A pattern uses shapes: small red circle, large blue square, small red circle, large blue square. Which attributes are changing in this pattern?
AOnly the shape changes
BOnly the color changes
CShape, color, and size all change together
DNothing changes — they are all the same
Three attributes change simultaneously: shape (circle vs. square), color (red vs. blue), and size (small vs. large). All three switch together as the pattern alternates. Recognizing that multiple attributes can be part of the same pattern rule is a key step in analytical thinking.
Question 2 Multiple Choice
A pattern starts with 1 square in step 1, 3 squares in step 2, and 5 squares in step 3. Is this a repeating pattern or a growing pattern?

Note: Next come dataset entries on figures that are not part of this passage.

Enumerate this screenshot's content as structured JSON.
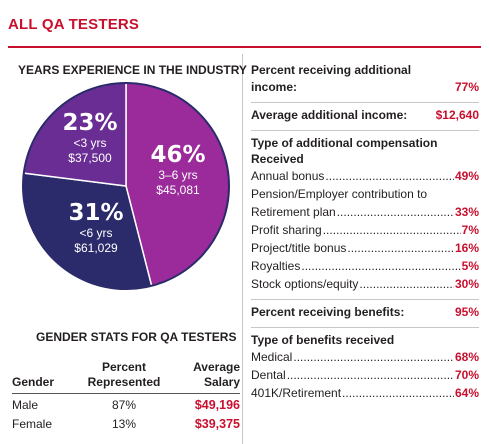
{
  "title": "ALL QA TESTERS",
  "colors": {
    "accent_red": "#c8102e",
    "purple": "#7b2c9b",
    "magenta": "#9b2a9a",
    "navy": "#2b2a6b"
  },
  "chart_data": {
    "type": "pie",
    "title": "YEARS EXPERIENCE IN THE INDUSTRY",
    "slices": [
      {
        "percent_label": "46%",
        "value": 46,
        "range": "3–6 yrs",
        "salary": "$45,081",
        "color": "#9b2a9a"
      },
      {
        "percent_label": "31%",
        "value": 31,
        "range": "<6 yrs",
        "salary": "$61,029",
        "color": "#2b2a6b"
      },
      {
        "percent_label": "23%",
        "value": 23,
        "range": "<3 yrs",
        "salary": "$37,500",
        "color": "#6a2d94"
      }
    ]
  },
  "gender": {
    "heading": "GENDER STATS FOR QA TESTERS",
    "columns": [
      "Gender",
      "Percent Represented",
      "Average Salary"
    ],
    "rows": [
      {
        "gender": "Male",
        "percent": "87%",
        "salary": "$49,196"
      },
      {
        "gender": "Female",
        "percent": "13%",
        "salary": "$39,375"
      }
    ]
  },
  "right": {
    "additional_income_label": "Percent receiving additional income:",
    "additional_income_value": "77%",
    "avg_additional_income_label": "Average additional income:",
    "avg_additional_income_value": "$12,640",
    "comp_heading": "Type of additional compensation Received",
    "comp_items": [
      {
        "label": "Annual bonus",
        "value": "49%"
      },
      {
        "label": "Pension/Employer contribution to",
        "label2": "Retirement plan",
        "value": "33%"
      },
      {
        "label": "Profit sharing",
        "value": "7%"
      },
      {
        "label": "Project/title bonus",
        "value": "16%"
      },
      {
        "label": "Royalties",
        "value": "5%"
      },
      {
        "label": "Stock options/equity",
        "value": "30%"
      }
    ],
    "benefits_label": "Percent receiving benefits:",
    "benefits_value": "95%",
    "benefits_heading": "Type of benefits received",
    "benefit_items": [
      {
        "label": "Medical",
        "value": "68%"
      },
      {
        "label": "Dental",
        "value": "70%"
      },
      {
        "label": "401K/Retirement",
        "value": "64%"
      }
    ]
  }
}
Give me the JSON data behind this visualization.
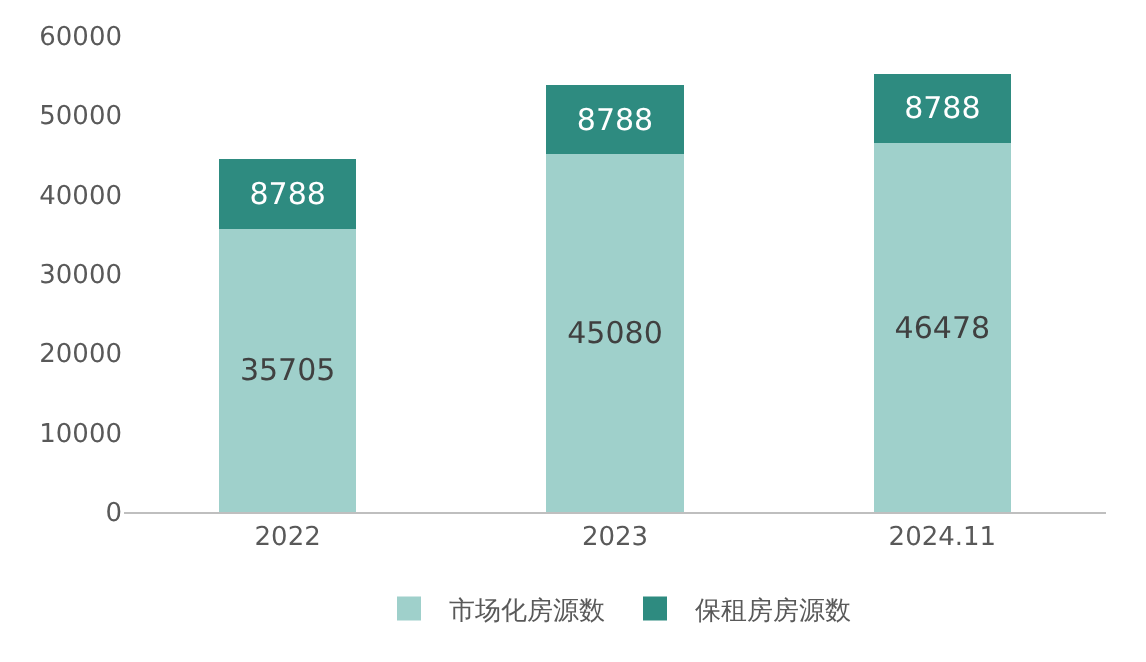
{
  "chart_data": {
    "type": "bar",
    "stacked": true,
    "categories": [
      "2022",
      "2023",
      "2024.11"
    ],
    "series": [
      {
        "name": "市场化房源数",
        "color": "#9fd0cb",
        "values": [
          35705,
          45080,
          46478
        ]
      },
      {
        "name": "保租房房源数",
        "color": "#2e8b80",
        "values": [
          8788,
          8788,
          8788
        ]
      }
    ],
    "ylim": [
      0,
      60000
    ],
    "yticks": [
      0,
      10000,
      20000,
      30000,
      40000,
      50000,
      60000
    ],
    "grid": false,
    "legend": "bottom",
    "data_labels": true
  }
}
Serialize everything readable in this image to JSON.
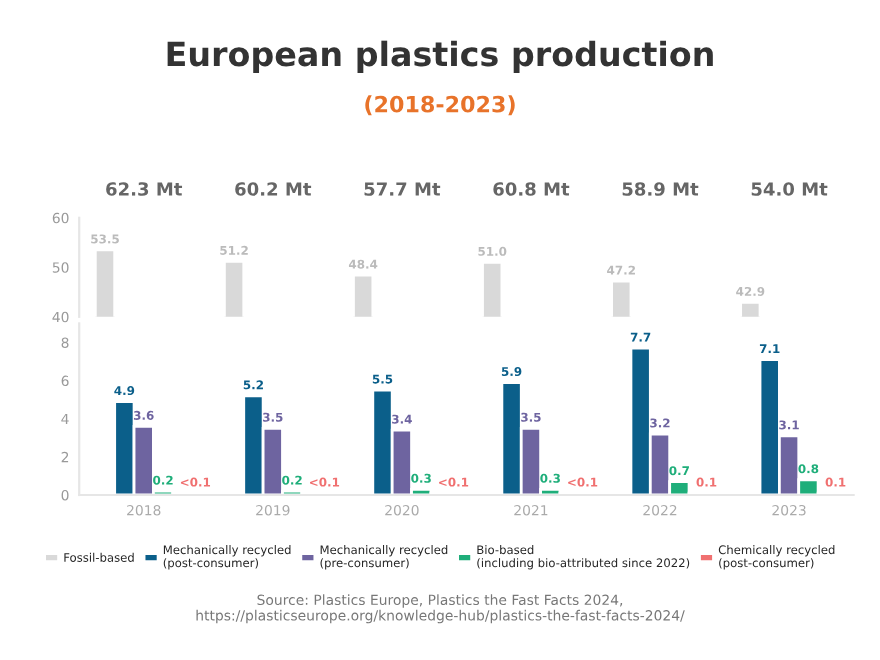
{
  "chart_data": [
    {
      "type": "bar",
      "title": "European plastics production",
      "subtitle": "(2018-2023)",
      "categories": [
        "2018",
        "2019",
        "2020",
        "2021",
        "2022",
        "2023"
      ],
      "series": [
        {
          "color": "#d9d9d9",
          "values": [
            53.5,
            51.2,
            48.4,
            51.0,
            47.2,
            42.9
          ],
          "value_labels": [
            "53.5",
            "51.2",
            "48.4",
            "51.0",
            "47.2",
            "42.9"
          ]
        },
        {
          "color": "#0b5f8a",
          "values": [
            null,
            null,
            null,
            null,
            null,
            null
          ]
        },
        {
          "color": "#6e64a0",
          "values": [
            null,
            null,
            null,
            null,
            null,
            null
          ]
        },
        {
          "color": "#1fae7a",
          "values": [
            null,
            null,
            null,
            null,
            null,
            null
          ]
        },
        {
          "color": "#f07070",
          "values": [
            null,
            null,
            null,
            null,
            null,
            null
          ]
        }
      ],
      "annotations": [
        "62.3 Mt",
        "60.2 Mt",
        "57.7 Mt",
        "60.8 Mt",
        "58.9 Mt",
        "54.0 Mt"
      ],
      "ylim": [
        40,
        60
      ],
      "yticks": [
        40,
        50,
        60
      ],
      "tick_labels": "y",
      "grid": false
    },
    {
      "type": "bar",
      "categories": [
        "2018",
        "2019",
        "2020",
        "2021",
        "2022",
        "2023"
      ],
      "series": [
        {
          "name": "Fossil-based",
          "color": "#d9d9d9",
          "values": [
            null,
            null,
            null,
            null,
            null,
            null
          ]
        },
        {
          "name": "Mechanically recycled (post-consumer)",
          "color": "#0b5f8a",
          "values": [
            4.9,
            5.2,
            5.5,
            5.9,
            7.7,
            7.1
          ],
          "value_labels": [
            "4.9",
            "5.2",
            "5.5",
            "5.9",
            "7.7",
            "7.1"
          ]
        },
        {
          "name": "Mechanically recycled (pre-consumer)",
          "color": "#6e64a0",
          "values": [
            3.6,
            3.5,
            3.4,
            3.5,
            3.2,
            3.1
          ],
          "value_labels": [
            "3.6",
            "3.5",
            "3.4",
            "3.5",
            "3.2",
            "3.1"
          ]
        },
        {
          "name": "Bio-based (including bio-attributed since 2022)",
          "color": "#1fae7a",
          "values": [
            0.2,
            0.2,
            0.3,
            0.3,
            0.7,
            0.8
          ],
          "value_labels": [
            "0.2",
            "0.2",
            "0.3",
            "0.3",
            "0.7",
            "0.8"
          ]
        },
        {
          "name": "Chemically recycled (post-consumer)",
          "color": "#f07070",
          "values": [
            0.1,
            0.1,
            0.1,
            0.1,
            0.1,
            0.1
          ],
          "value_labels": [
            "<0.1",
            "<0.1",
            "<0.1",
            "<0.1",
            "0.1",
            "0.1"
          ]
        }
      ],
      "ylim": [
        0,
        9
      ],
      "yticks": [
        0,
        2,
        4,
        6,
        8
      ],
      "grid": false,
      "legend": "bottom",
      "annotations": [
        "Source: Plastics Europe, Plastics the Fast Facts 2024,\nhttps://plasticseurope.org/knowledge-hub/plastics-the-fast-facts-2024/"
      ]
    }
  ]
}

ARepeating — because it uses the same shape (squares) each time
BGrowing — because the number of squares increases by 2 each step
CNeither — it is just counting
DBoth — it repeats and grows
This is a growing pattern: the number of squares increases by 2 each step (1, 3, 5, 7...). A repeating pattern would cycle through a fixed sequence over and over. Even though the same shape is used, the quantity changes systematically. The rule is 'add 2 more squares each step,' which makes it grow rather than repeat.
Question 3 True / False
Shape patterns and number patterns are largely unrelated types of reasoning.
TTrue
FFalse
Answer: False
Shape patterns and number patterns are deeply connected. A growing shape pattern (1 tile, 3 tiles, 5 tiles, 7 tiles) has a number pattern inside it (the sequence 1, 3, 5, 7 with the rule 'add 2'). Every shape pattern can be described with numbers, and many number patterns can be visualized with shapes. The ability to translate between visual and numerical representations is a powerful reasoning skill.
Question 4 Short Answer
Why is it important to identify which attributes are changing in a shape pattern and which are staying the same?
Think about your answer, then reveal below.
Model answer: Identifying what changes and what stays the same reveals the rule. In a pattern where only the color changes (red-blue-red-blue), the rule is about color alternation. In a pattern where both shape and size change, the rule involves two attributes. If you miss an attribute that is changing, you will describe an incomplete rule and may extend the pattern incorrectly. Separating dimensions of change is also how scientists and mathematicians analyze complex systems — by isolating one variable at a time.
This skill — separating variables — is foundational. It shows up in science (controlled experiments), mathematics (functions of multiple variables), and logic (analyzing compound statements). Shape patterns give young students a concrete, visual context for practicing this analytical habit.